In the context of the Apriori algorithm, support is a measure of the frequency with which an itemset appears in a dataset. It represents the proportion of transactions that contain the itemset.
For example, if you are analyzing a dataset of customer transactions, and you are interested in the itemset {milk, bread}, the support of this itemset is the number of transactions that contain both milk and bread divided by the total number of transactions.
Based on the results above, some of the most common moves are pawn promotions (g8=Q, c8=Q) and h4, and h5.
ar=DATAFRAME(association.rules)
ar %>% arrange(-lift) %>% head
In the context of the Apriori algorithm, lift is a measure of the strength of association between two items, and it measures the degree to which the occurrence of one item (e.g., item A) is dependent on the occurrence of another item (e.g., item B).
A higher lift value means that the two items are more strongly associated with each other, i.e., the occurrence of one item is more dependent on the occurrence of the other item.
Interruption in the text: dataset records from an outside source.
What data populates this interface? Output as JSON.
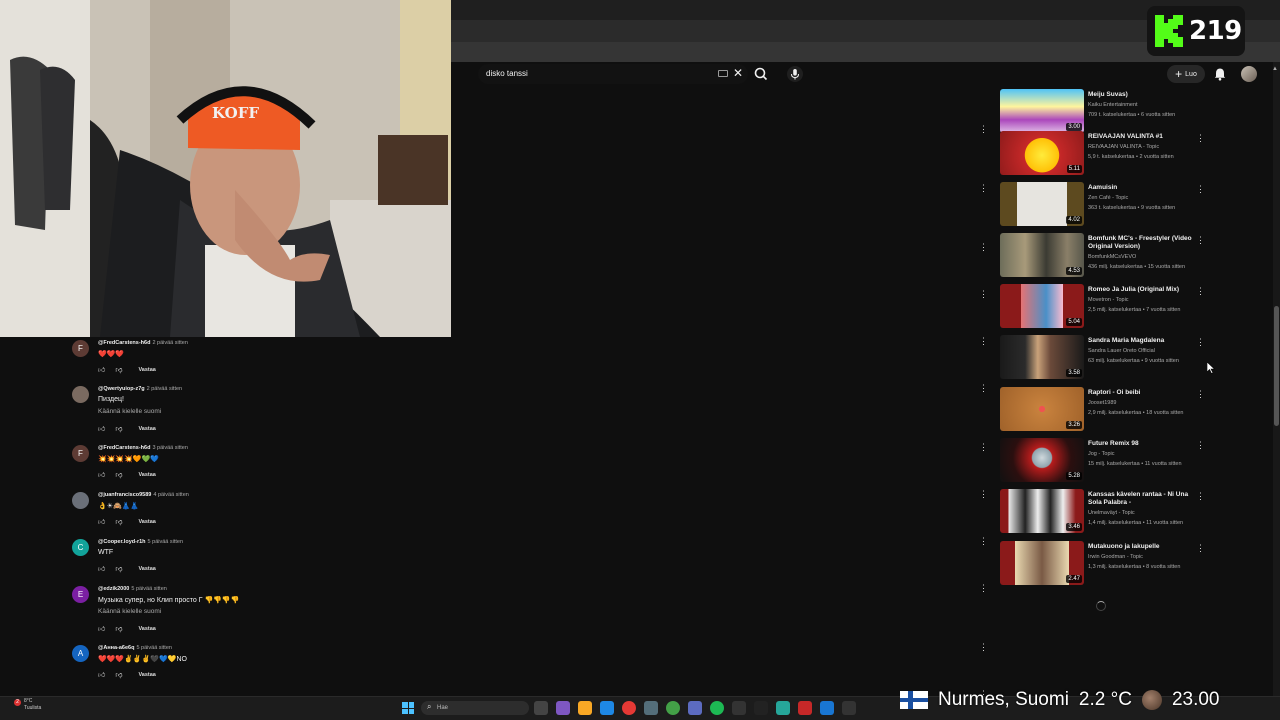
{
  "search": {
    "query": "disko tanssi"
  },
  "header": {
    "create_label": "Luo"
  },
  "overlay": {
    "kick_count": "219",
    "location": "Nurmes, Suomi",
    "temperature": "2.2 °C",
    "time": "23.00"
  },
  "recommendations": [
    {
      "title": "Meiju Suvas)",
      "channel": "Kaiku Entertainment",
      "meta": "709 t. katselukertaa • 6 vuotta sitten",
      "duration": "3.00"
    },
    {
      "title": "REIVAAJAN VALINTA #1",
      "channel": "REIVAAJAN VALINTA - Topic",
      "meta": "5,9 t. katselukertaa • 2 vuotta sitten",
      "duration": "5.11"
    },
    {
      "title": "Aamuisin",
      "channel": "Zen Café - Topic",
      "meta": "363 t. katselukertaa • 9 vuotta sitten",
      "duration": "4.02"
    },
    {
      "title": "Bomfunk MC's - Freestyler (Video Original Version)",
      "channel": "BomfunkMCsVEVO",
      "meta": "436 milj. katselukertaa • 15 vuotta sitten",
      "duration": "4.53"
    },
    {
      "title": "Romeo Ja Julia (Original Mix)",
      "channel": "Movetron - Topic",
      "meta": "2,5 milj. katselukertaa • 7 vuotta sitten",
      "duration": "5.04"
    },
    {
      "title": "Sandra Maria Magdalena",
      "channel": "Sandra Lauer Oreto Official",
      "meta": "63 milj. katselukertaa • 9 vuotta sitten",
      "duration": "3.58"
    },
    {
      "title": "Raptori - Oi beibi",
      "channel": "Jooset1989",
      "meta": "2,9 milj. katselukertaa • 18 vuotta sitten",
      "duration": "3.26"
    },
    {
      "title": "Future Remix 98",
      "channel": "Jog - Topic",
      "meta": "15 milj. katselukertaa • 11 vuotta sitten",
      "duration": "5.28"
    },
    {
      "title": "Kanssas kävelen rantaa - Ni Una Sola Palabra -",
      "channel": "Unelmaväyt - Topic",
      "meta": "1,4 milj. katselukertaa • 11 vuotta sitten",
      "duration": "3.46"
    },
    {
      "title": "Mutakuono ja lakupelle",
      "channel": "Irwin Goodman - Topic",
      "meta": "1,3 milj. katselukertaa • 8 vuotta sitten",
      "duration": "2.47"
    }
  ],
  "comments": [
    {
      "avatar_letter": "F",
      "avatar_color": "#5d3b34",
      "author": "@FredCarstens-h6d",
      "time": "2 päivää sitten",
      "text": "❤️❤️❤️",
      "reply": "Vastaa"
    },
    {
      "avatar_letter": "",
      "avatar_color": "#7a6a60",
      "author": "@Qwertyuiop-z7g",
      "time": "2 päivää sitten",
      "text": "Пиздец!",
      "translate": "Käännä kielelle suomi",
      "reply": "Vastaa"
    },
    {
      "avatar_letter": "F",
      "avatar_color": "#5d3b34",
      "author": "@FredCarstens-h6d",
      "time": "3 päivää sitten",
      "text": "💥💥💥💥🧡💚💙",
      "reply": "Vastaa"
    },
    {
      "avatar_letter": "",
      "avatar_color": "#6a6f78",
      "author": "@juanfrancisco9589",
      "time": "4 päivää sitten",
      "text": "👌☀🙈👗👗",
      "reply": "Vastaa"
    },
    {
      "avatar_letter": "C",
      "avatar_color": "#12a39a",
      "author": "@Cooper.loyd-r1h",
      "time": "5 päivää sitten",
      "text": "WTF",
      "reply": "Vastaa"
    },
    {
      "avatar_letter": "E",
      "avatar_color": "#7b1fa2",
      "author": "@edzik2000",
      "time": "5 päivää sitten",
      "text": "Музыка супер, но Клип просто Г 👎👎👎👎",
      "translate": "Käännä kielelle suomi",
      "reply": "Vastaa"
    },
    {
      "avatar_letter": "A",
      "avatar_color": "#1565c0",
      "author": "@Анна-a6e6q",
      "time": "5 päivää sitten",
      "text": "❤️❤️❤️✌️✌️✌️🖤💙💛NO",
      "reply": "Vastaa"
    }
  ],
  "taskbar": {
    "weather_temp": "8°C",
    "weather_desc": "Tuulista",
    "weather_badge": "2",
    "search_placeholder": "Hae"
  },
  "colors": {
    "youtube_bg": "#0f0f0f",
    "kick_green": "#53fc18",
    "windows_blue": "#4cc2ff"
  }
}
A lift value of 1 indicates that the two items are independent, while a lift value greater than 1 indicates a positive association between the two items, and a lift value less than 1 indicates a negative association.
As seen in the results above, some of the more common associations have to do with g8=q, which refer to a pawn’s promotion to a queen, which is closely associated with
Another strong association would be h7,b4,h6 and h8=Q, indicating that pawn movements are closely associated with each other.
Share
The main findings from my results are summarized below:
Overall, players who are white generally win more than players who are black
While a higher rating is generally positively related with the number of victories, the best players in terms of number of victories are not the players with the highest ratings.
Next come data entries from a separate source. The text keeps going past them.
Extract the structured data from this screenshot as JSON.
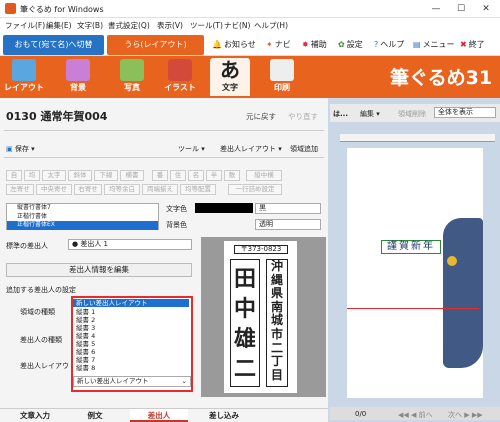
{
  "window": {
    "title": "筆ぐるめ for Windows",
    "min": "—",
    "max": "☐",
    "close": "✕"
  },
  "menu": [
    "ファイル(F)",
    "編集(E)",
    "文字(B)",
    "書式設定(Q)",
    "表示(V)",
    "ツール(T)",
    "ナビ(N)",
    "ヘルプ(H)"
  ],
  "toolbar": {
    "front_tab": "おもて(宛て名)へ切替",
    "back_tab": "うら(レイアウト)",
    "notice": "お知らせ",
    "navi": "ナビ",
    "assist": "補助",
    "settings": "設定",
    "help": "ヘルプ",
    "menu": "メニュー",
    "exit": "終了"
  },
  "ribbon": {
    "buttons": [
      "レイアウト",
      "背景",
      "写真",
      "イラスト",
      "文字",
      "印刷"
    ],
    "selected": "文字",
    "brand": "筆ぐるめ31",
    "brand_color": "#e8641e"
  },
  "doc": {
    "title": "0130 通常年賀004",
    "undo": "元に戻す",
    "redo": "やり直す"
  },
  "actions": {
    "save": "保存",
    "tools": "ツール",
    "sender_layout": "差出人レイアウト",
    "add_area": "領域追加"
  },
  "format_row1": [
    "自",
    "均",
    "太字",
    "斜体",
    "下線",
    "横書",
    "番",
    "住",
    "名",
    "半",
    "数",
    "縦中横"
  ],
  "format_row2": [
    "左寄せ",
    "中央寄せ",
    "右寄せ",
    "均等余白",
    "両端揃え",
    "均等配置",
    "一行詰め設定"
  ],
  "text_list": [
    "縦書行書体7",
    "正楷行書体",
    "正楷行書体EX"
  ],
  "text_color": {
    "label": "文字色",
    "value": "黒"
  },
  "bg_color": {
    "label": "背景色",
    "value": "透明"
  },
  "sender": {
    "label": "標準の差出人",
    "value": "● 差出人 1",
    "edit_button": "差出人情報を編集"
  },
  "settings": {
    "section": "追加する差出人の設定",
    "area_type": "領域の種類",
    "sender_type": "差出人の種類",
    "sender_layout": "差出人レイアウト",
    "options": [
      "新しい差出人レイアウト",
      "縦書 1",
      "縦書 2",
      "縦書 3",
      "縦書 4",
      "縦書 5",
      "縦書 6",
      "縦書 7",
      "縦書 8"
    ],
    "current": "新しい差出人レイアウト"
  },
  "preview": {
    "postal": "〒373-0823",
    "name_chars": [
      "田",
      "中",
      "雄",
      "二"
    ],
    "address_chars": [
      "沖",
      "縄",
      "県",
      "南",
      "城",
      "市",
      "二",
      "丁",
      "目"
    ]
  },
  "bottom_tabs": [
    "文章入力",
    "例文",
    "差出人",
    "差し込み"
  ],
  "active_tab": "差出人",
  "right": {
    "label": "は...",
    "edit": "編集",
    "delete": "領域削除",
    "zoom": "全体を表示",
    "greeting": "謹賀新年",
    "page": "0/0",
    "prev": "◀◀ ◀ 前へ",
    "next": "次へ ▶ ▶▶"
  }
}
The Van’t Krujis Opening is the most common opening, followed by the Sicilian Defence.
Interestingly, these are also the 2 most common openings that are associated with white losing the match.
e4 and d5 variations are played most by black in response to white openings.
Using Apriori Principle, it seems that pawn moves are highly associated with one another, followed by knight moves.
Act
Some information which could be useful for further analysis are:
The actual time taken for each match.
The cheating records of players, if the objective of future studies is to determine whether there is a habitual pattern of moves for cheaters in order to conduct some cheating detection analysis.